Wednesday, June 16, 2010

In A Handbasket


In A Handbasket

"In a Handbasket" was featured in BWE2010, edited by Violet Blue. Ashley Lister said, "Alison Tyler’s “In a Handbasket” is a witty tale of ostensibly mismatched lovers finally finding
each other."


“Why do you think we’re going to hell?” I asked innocently as we walked away.

“It might have something to do with your shirt,” Caleb said, kindly.

I looked down. I was wearing one of my favorite tees. I’d forgotten completely. The tight-fitting baby-doll white one with SINNER in bold red across my small breasts.

“But you’re not wearing a SINNER shirt,” I pointed out.

Caleb grinned at me. “Wouldn’t fit.”

"What fellowship hath light with darkness?" the preacher’s voice sailed after us.

“I was wondering when he’d get there,” Caleb sighed. I looked up at him, as I always was doing. Up and up and up. “You know, 2 Corinthians has got fuck all to do with interracial relationships. It’s about believers and non-believers.”

My eyes widened. “Which are you?” Religion had never come up with us before. We’d talked politics. We’d talked favorite TV shows from the 80s. And which band was better, Parliament or Three Dog Night. But religion? Not on our agenda, until he said the words:

“A believer.”

I swallowed hard, but then Caleb turned me around so that I could see our reflection in the window of Vagrants.

“You can’t be a lapsed Catholic without first being a practicing Catholic. I know my Scripture.”

“But you said—“

“Now, I’m a believer in what you and I could do together.”

“Do?” my heart hammered in my chest.

“You know…” his big hands tracing my shoulders, then down to my arms, so that his flesh touched mine. “What fellowship hath light with darkness?” he murmured in my ear.

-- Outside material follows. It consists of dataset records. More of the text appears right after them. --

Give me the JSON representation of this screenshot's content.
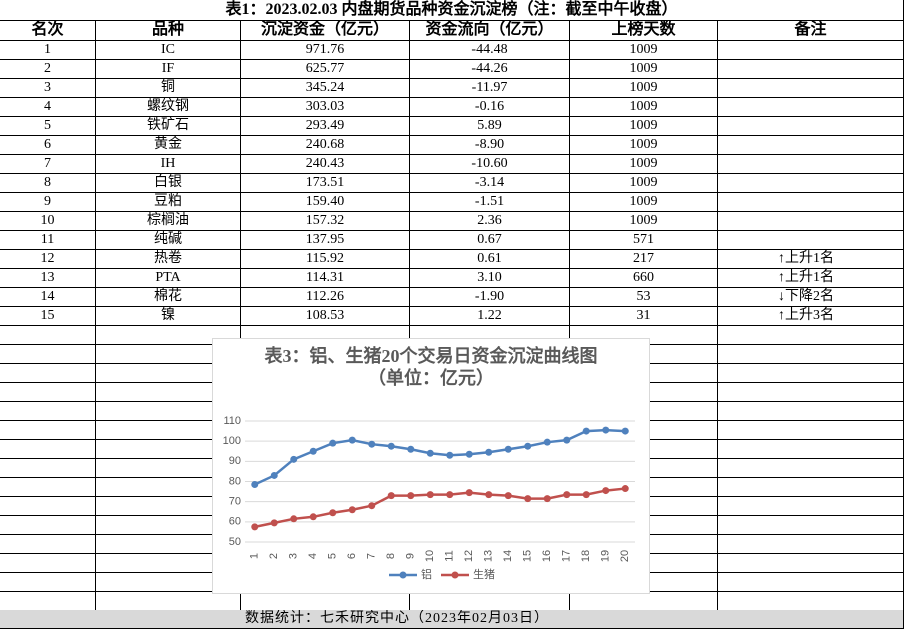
{
  "table": {
    "title": "表1：2023.02.03 内盘期货品种资金沉淀榜（注：截至中午收盘）",
    "header": [
      "名次",
      "品种",
      "沉淀资金（亿元）",
      "资金流向（亿元）",
      "上榜天数",
      "备注"
    ],
    "rows": [
      [
        "1",
        "IC",
        "971.76",
        "-44.48",
        "1009",
        ""
      ],
      [
        "2",
        "IF",
        "625.77",
        "-44.26",
        "1009",
        ""
      ],
      [
        "3",
        "铜",
        "345.24",
        "-11.97",
        "1009",
        ""
      ],
      [
        "4",
        "螺纹钢",
        "303.03",
        "-0.16",
        "1009",
        ""
      ],
      [
        "5",
        "铁矿石",
        "293.49",
        "5.89",
        "1009",
        ""
      ],
      [
        "6",
        "黄金",
        "240.68",
        "-8.90",
        "1009",
        ""
      ],
      [
        "7",
        "IH",
        "240.43",
        "-10.60",
        "1009",
        ""
      ],
      [
        "8",
        "白银",
        "173.51",
        "-3.14",
        "1009",
        ""
      ],
      [
        "9",
        "豆粕",
        "159.40",
        "-1.51",
        "1009",
        ""
      ],
      [
        "10",
        "棕榈油",
        "157.32",
        "2.36",
        "1009",
        ""
      ],
      [
        "11",
        "纯碱",
        "137.95",
        "0.67",
        "571",
        ""
      ],
      [
        "12",
        "热卷",
        "115.92",
        "0.61",
        "217",
        "↑上升1名"
      ],
      [
        "13",
        "PTA",
        "114.31",
        "3.10",
        "660",
        "↑上升1名"
      ],
      [
        "14",
        "棉花",
        "112.26",
        "-1.90",
        "53",
        "↓下降2名"
      ],
      [
        "15",
        "镍",
        "108.53",
        "1.22",
        "31",
        "↑上升3名"
      ]
    ],
    "footer": "数据统计：七禾研究中心（2023年02月03日）"
  },
  "chart_data": {
    "type": "line",
    "title": "表3：铝、生猪20个交易日资金沉淀曲线图（单位：亿元）",
    "categories": [
      "1",
      "2",
      "3",
      "4",
      "5",
      "6",
      "7",
      "8",
      "9",
      "10",
      "11",
      "12",
      "13",
      "14",
      "15",
      "16",
      "17",
      "18",
      "19",
      "20"
    ],
    "series": [
      {
        "name": "铝",
        "color": "#4f81bd",
        "values": [
          78.5,
          83,
          91,
          95,
          99,
          100.5,
          98.5,
          97.5,
          96,
          94,
          93,
          93.5,
          94.5,
          96,
          97.5,
          99.5,
          100.5,
          105,
          105.5,
          105
        ]
      },
      {
        "name": "生猪",
        "color": "#c0504d",
        "values": [
          57.5,
          59.5,
          61.5,
          62.5,
          64.5,
          66,
          68,
          73,
          73,
          73.5,
          73.5,
          74.5,
          73.5,
          73,
          71.5,
          71.5,
          73.5,
          73.5,
          75.5,
          76.5
        ]
      }
    ],
    "ylim": [
      50,
      110
    ],
    "yticks": [
      50,
      60,
      70,
      80,
      90,
      100,
      110
    ],
    "grid": true,
    "legend": "bottom"
  }
}
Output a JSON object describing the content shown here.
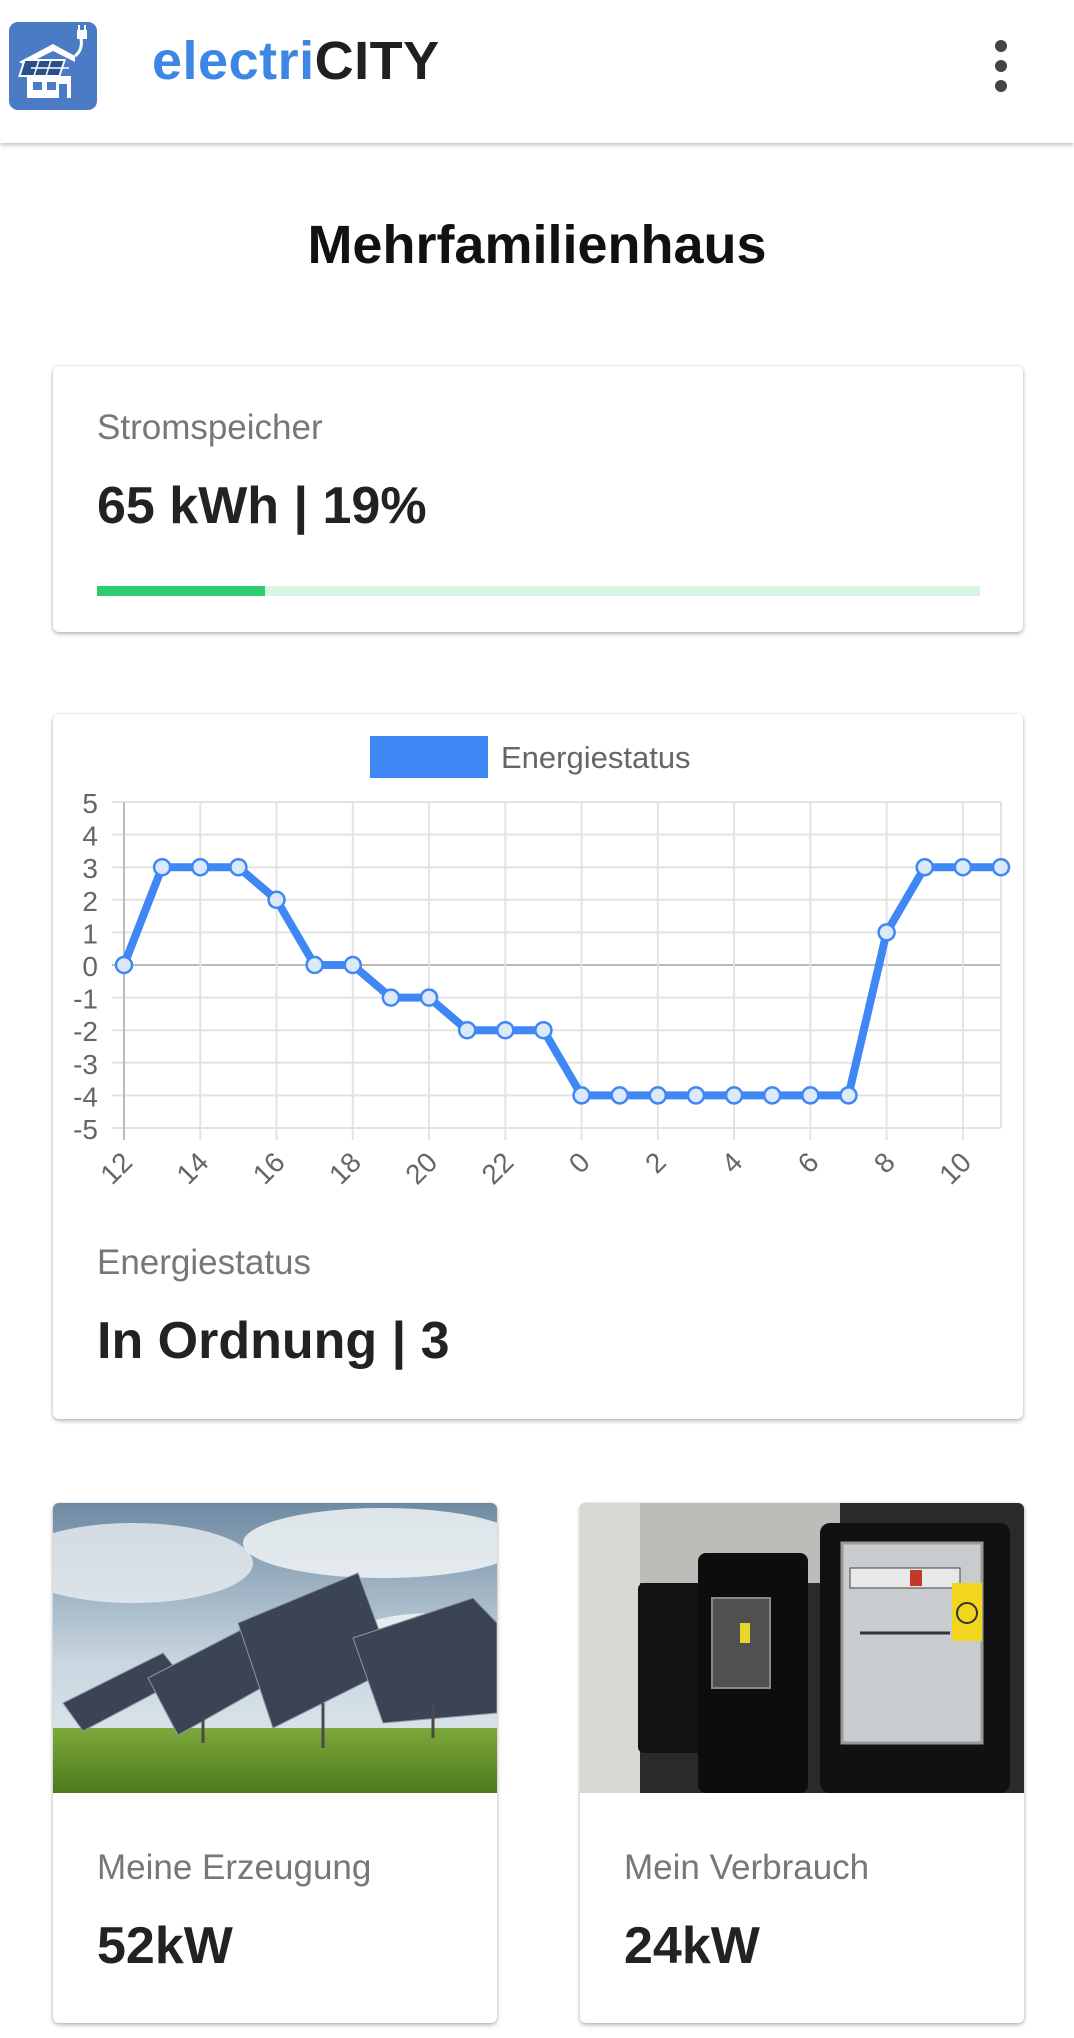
{
  "app": {
    "title_part1": "electri",
    "title_part2": "CITY",
    "logo_icon": "solar-house-plug-icon",
    "menu_icon": "more-vert-icon"
  },
  "page": {
    "title": "Mehrfamilienhaus"
  },
  "storage": {
    "label": "Stromspeicher",
    "value": "65 kWh | 19%",
    "percent": 19
  },
  "energy": {
    "label": "Energiestatus",
    "value": "In Ordnung | 3"
  },
  "generation": {
    "label": "Meine Erzeugung",
    "value": "52kW",
    "image": "solar-panels-photo"
  },
  "consumption": {
    "label": "Mein Verbrauch",
    "value": "24kW",
    "image": "electricity-meters-photo"
  },
  "colors": {
    "accent": "#3d86e6",
    "line": "#3f87f5",
    "progress": "#2ecc71",
    "progress_track": "#d9f5e3"
  },
  "chart_data": {
    "type": "line",
    "series": [
      {
        "name": "Energiestatus",
        "x": [
          "12",
          "13",
          "14",
          "15",
          "16",
          "17",
          "18",
          "19",
          "20",
          "21",
          "22",
          "23",
          "0",
          "1",
          "2",
          "3",
          "4",
          "5",
          "6",
          "7",
          "8",
          "9",
          "10",
          "11"
        ],
        "values": [
          0,
          3,
          3,
          3,
          2,
          0,
          0,
          -1,
          -1,
          -2,
          -2,
          -2,
          -4,
          -4,
          -4,
          -4,
          -4,
          -4,
          -4,
          -4,
          1,
          3,
          3,
          3
        ]
      }
    ],
    "x_tick_labels": [
      "12",
      "14",
      "16",
      "18",
      "20",
      "22",
      "0",
      "2",
      "4",
      "6",
      "8",
      "10"
    ],
    "y_ticks": [
      "5",
      "4",
      "3",
      "2",
      "1",
      "0",
      "-1",
      "-2",
      "-3",
      "-4",
      "-5"
    ],
    "ylim": [
      -5,
      5
    ],
    "grid": true,
    "legend": "top-center"
  }
}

We looked good together. No doubt about it. And I was wet, at his touch and at his words.

Once again, I thought I understood. Not why we were going to hell, but why we were getting those looks. Because it was difficult to look at us and not imagine how we might fuck, how Caleb might toss me up in the air, or pin me against the wall, like a butterfly for his collection. From the expression on Caleb’s face, he seemed to be thinking the exact same thing.

“We could make it work,” he said, and his huge hands wandered over my chest, thumb tracing the letters. Slow on the S-I-N, making my nipples harden instantly.